Bah. This is tough. I can't think of one favorite memory. My life has been made up of invaluable moments that I hold dear. I had this conversation recently with Alan recently about my "favorite college memory," and I don't think I have one. It was the same with leaving Loretto--I didn't have one favorite memory; I had many. Different things happened at different stages of my life that meant different things in those different moments. Does that make sense?
I was known as the photographer back in high school, documenting everything for everyone. "I'm afraid I'll forget it all someday," I said to someone once. When I look back at those photos now, I can barely remember some of those moments. In some photos, I remember the exact details of the minutes and seconds leading up to the shot; in others, I've forgotten why it was photo-worthy in the first place.
I guess if I were to think about it in a broader way, if I were to think about my "greatest hits" (as Lost would have it), I could think of things. There are moments that've meant a lot to me, though maybe they don't mean much to the person/people involved. There are memories I have that stand out to me, but I've always wondered to myself: how do other people feel about those moments too? Were they just as meaningful?
The obvious answer is: it doesn't matter. Whether the person who shared a day or evening with you remembers it as vividly as you do is moot because we all perceive moments differently. What's meaningful to you may not be meaningful to someone else, but the unique memory of it in your mind and the feelings it personally evoked are what make it special. It's how we classify favorites that others may not understand.

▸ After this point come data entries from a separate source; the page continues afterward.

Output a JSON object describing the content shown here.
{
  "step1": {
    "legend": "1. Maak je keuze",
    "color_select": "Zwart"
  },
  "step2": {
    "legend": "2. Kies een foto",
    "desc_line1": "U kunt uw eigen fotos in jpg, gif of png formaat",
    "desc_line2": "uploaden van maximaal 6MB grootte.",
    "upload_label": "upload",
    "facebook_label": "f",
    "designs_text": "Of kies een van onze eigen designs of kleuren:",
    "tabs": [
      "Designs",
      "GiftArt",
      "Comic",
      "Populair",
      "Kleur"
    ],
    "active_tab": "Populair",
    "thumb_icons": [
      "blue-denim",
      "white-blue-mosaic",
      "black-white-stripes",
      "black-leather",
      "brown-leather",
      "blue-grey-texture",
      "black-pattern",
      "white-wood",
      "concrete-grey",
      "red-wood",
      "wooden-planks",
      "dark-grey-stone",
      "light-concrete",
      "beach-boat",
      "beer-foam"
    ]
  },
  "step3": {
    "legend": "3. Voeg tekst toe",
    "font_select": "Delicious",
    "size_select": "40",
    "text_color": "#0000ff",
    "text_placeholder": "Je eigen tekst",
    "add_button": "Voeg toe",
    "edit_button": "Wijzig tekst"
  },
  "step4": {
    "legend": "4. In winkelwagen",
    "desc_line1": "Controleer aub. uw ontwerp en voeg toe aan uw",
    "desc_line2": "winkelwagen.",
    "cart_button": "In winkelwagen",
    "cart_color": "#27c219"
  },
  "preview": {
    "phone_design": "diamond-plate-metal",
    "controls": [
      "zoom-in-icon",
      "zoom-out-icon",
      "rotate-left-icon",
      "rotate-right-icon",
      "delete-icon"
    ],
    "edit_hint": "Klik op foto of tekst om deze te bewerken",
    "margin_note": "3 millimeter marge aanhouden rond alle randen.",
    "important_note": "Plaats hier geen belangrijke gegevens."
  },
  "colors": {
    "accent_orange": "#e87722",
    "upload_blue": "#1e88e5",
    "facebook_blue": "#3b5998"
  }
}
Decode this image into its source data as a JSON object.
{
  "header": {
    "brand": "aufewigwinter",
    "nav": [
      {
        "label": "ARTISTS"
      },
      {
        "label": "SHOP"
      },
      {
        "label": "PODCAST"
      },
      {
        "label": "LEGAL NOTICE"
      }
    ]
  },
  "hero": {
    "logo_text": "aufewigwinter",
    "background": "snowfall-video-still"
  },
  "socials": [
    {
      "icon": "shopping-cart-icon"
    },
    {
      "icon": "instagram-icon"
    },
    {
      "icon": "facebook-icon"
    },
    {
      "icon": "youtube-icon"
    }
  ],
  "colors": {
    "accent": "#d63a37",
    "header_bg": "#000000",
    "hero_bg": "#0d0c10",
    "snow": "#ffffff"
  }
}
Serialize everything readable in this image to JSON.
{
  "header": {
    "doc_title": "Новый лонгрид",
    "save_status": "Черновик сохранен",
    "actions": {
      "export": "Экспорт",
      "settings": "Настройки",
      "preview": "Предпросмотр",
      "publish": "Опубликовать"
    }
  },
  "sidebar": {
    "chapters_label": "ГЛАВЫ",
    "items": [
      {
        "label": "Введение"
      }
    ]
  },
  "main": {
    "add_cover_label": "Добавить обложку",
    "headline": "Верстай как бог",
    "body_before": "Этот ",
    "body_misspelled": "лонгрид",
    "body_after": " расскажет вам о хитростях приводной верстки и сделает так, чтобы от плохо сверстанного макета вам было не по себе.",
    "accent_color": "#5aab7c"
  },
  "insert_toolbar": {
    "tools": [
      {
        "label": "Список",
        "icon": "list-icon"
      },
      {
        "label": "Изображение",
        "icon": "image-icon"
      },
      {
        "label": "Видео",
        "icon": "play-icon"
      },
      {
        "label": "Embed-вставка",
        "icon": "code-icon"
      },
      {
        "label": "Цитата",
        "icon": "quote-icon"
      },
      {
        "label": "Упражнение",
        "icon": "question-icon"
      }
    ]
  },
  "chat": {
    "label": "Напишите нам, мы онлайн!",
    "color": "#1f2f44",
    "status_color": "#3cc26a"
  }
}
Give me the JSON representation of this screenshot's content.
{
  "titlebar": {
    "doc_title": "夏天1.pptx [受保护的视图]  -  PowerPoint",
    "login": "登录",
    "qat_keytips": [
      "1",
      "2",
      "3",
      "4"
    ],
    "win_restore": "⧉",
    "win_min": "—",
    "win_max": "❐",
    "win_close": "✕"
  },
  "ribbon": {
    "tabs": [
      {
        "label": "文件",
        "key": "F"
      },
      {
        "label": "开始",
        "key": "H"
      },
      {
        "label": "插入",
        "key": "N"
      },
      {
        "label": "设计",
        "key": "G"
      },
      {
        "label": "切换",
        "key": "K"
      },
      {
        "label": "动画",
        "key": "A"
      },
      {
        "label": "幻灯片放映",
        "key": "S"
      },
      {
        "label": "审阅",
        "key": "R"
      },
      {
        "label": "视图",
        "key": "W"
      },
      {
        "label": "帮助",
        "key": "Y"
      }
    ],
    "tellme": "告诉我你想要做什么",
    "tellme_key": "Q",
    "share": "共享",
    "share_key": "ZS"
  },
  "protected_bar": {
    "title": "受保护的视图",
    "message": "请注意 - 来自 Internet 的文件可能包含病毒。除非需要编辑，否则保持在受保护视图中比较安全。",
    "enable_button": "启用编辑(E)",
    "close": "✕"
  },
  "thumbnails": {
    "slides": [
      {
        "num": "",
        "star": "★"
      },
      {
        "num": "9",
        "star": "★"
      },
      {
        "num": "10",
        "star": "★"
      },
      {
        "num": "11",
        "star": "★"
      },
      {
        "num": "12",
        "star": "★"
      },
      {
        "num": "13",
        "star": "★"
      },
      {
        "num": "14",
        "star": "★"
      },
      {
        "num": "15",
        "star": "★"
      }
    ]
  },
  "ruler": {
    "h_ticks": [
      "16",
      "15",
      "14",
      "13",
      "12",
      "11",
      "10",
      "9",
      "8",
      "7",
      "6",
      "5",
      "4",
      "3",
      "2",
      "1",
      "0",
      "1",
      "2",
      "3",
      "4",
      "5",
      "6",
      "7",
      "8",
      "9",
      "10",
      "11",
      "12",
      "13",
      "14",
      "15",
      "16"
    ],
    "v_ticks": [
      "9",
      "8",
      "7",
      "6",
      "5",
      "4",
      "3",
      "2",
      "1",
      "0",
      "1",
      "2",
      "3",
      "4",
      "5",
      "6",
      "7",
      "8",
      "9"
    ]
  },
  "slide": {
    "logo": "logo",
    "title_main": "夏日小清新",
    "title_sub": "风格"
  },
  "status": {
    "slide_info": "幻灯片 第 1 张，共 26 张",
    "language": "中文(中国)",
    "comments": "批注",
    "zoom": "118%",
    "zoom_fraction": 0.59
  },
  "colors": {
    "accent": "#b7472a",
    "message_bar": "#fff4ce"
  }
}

|The persistent daffodils.|
When Na and I were younger, Dad built a play structure for us out in the backyard. This was before our crazy neighbors moved in, back when "Uncle" Bill was living next door, and then Steve moved in after he left. It was when our lawn was fresh and we still had the apple pear tree. The combination of smells from those pears and our peach tree made spring and summer the most pleasant seasons of the year. It's in these seasons that the random patch of daffodils Dad could never figure out how to get rid of would bloom, and the zucchini in the garden would mutate into a giant after a week of too much Miracle-Gro.
On weekends, Na and I would sit on the plastic, banana yellow swings that hung side-by-side on the metal structure Dad put together one afternoon for Na's birthday. We would compete to see who could swing the highest. We would practice jumping off the swings, pretending like we were gymnasts trying to stick a perfect landing. We would sit on the swings and read our Animoprhs and Babysitter's Club books until the sprinklers would come on by accident and chase us away. We'd swing and swing, tilting our heads back to look at the bright blue sky and fight over whether the clouds were shaped like bunnies or dragons or pirate ships.
My childhood was spent in that backyard. Dad would barbecue on hot summer nights and we'd sit outside, eating our corn on the cob and enjoying the sunset. When night fell, we'd light tiki torches and lanterns and dance around the grass underneath the stars. We would jump up and down as airplanes flew over us, waving at the blinking light in the distance, pretending as if that blinking light meant the pilot could see us so far from the ground. After ice cream or fruits, Na and I would get back on those swings, and swing and swing as if it were daytime, but instead of imagining cloud shapes, we'd look for constellations.
|A view from the ground...peaches!|
I took it for granted, because as the years passed and our neighborhood changed, we stopped going out to that backyard. The garden died. Dad got distracted and would forget to prune the trees. When the peaches fell, it become a chore to pick them up, and years would go by where we'd have no fresh fruit to share or enjoy. The play structure got rusty and the wooden benches I watched Dad build one afternoon rotted. And then we got busier and busier and nobody had the time or energy to take care of that backyard. We neglected it, and by the time we realized it, it was too late to fix it. So we just let it get worse.
Last winter break, I stepped outside to the backyard for the first time since leaving Sacramento--and I mean really stepped outside, because waffling near the side gate and poking at the plants is not the same. I walked outside to the patio where we used to have our barbecues and didn't recognize that backyard anymore. The grass was all dead. The Japanese maple was dulled. There was no more apple pear tree and the peach tree looked as if it would collapse under the weight of its branches. The backyard grew old, just like the rest of us as we age. But that's the wonderful thing about memories: those never grow old. And that's why I still remember exactly what it felt like to be a child in that yard. Despite what it is now and what we let it become, it will always be something I loved.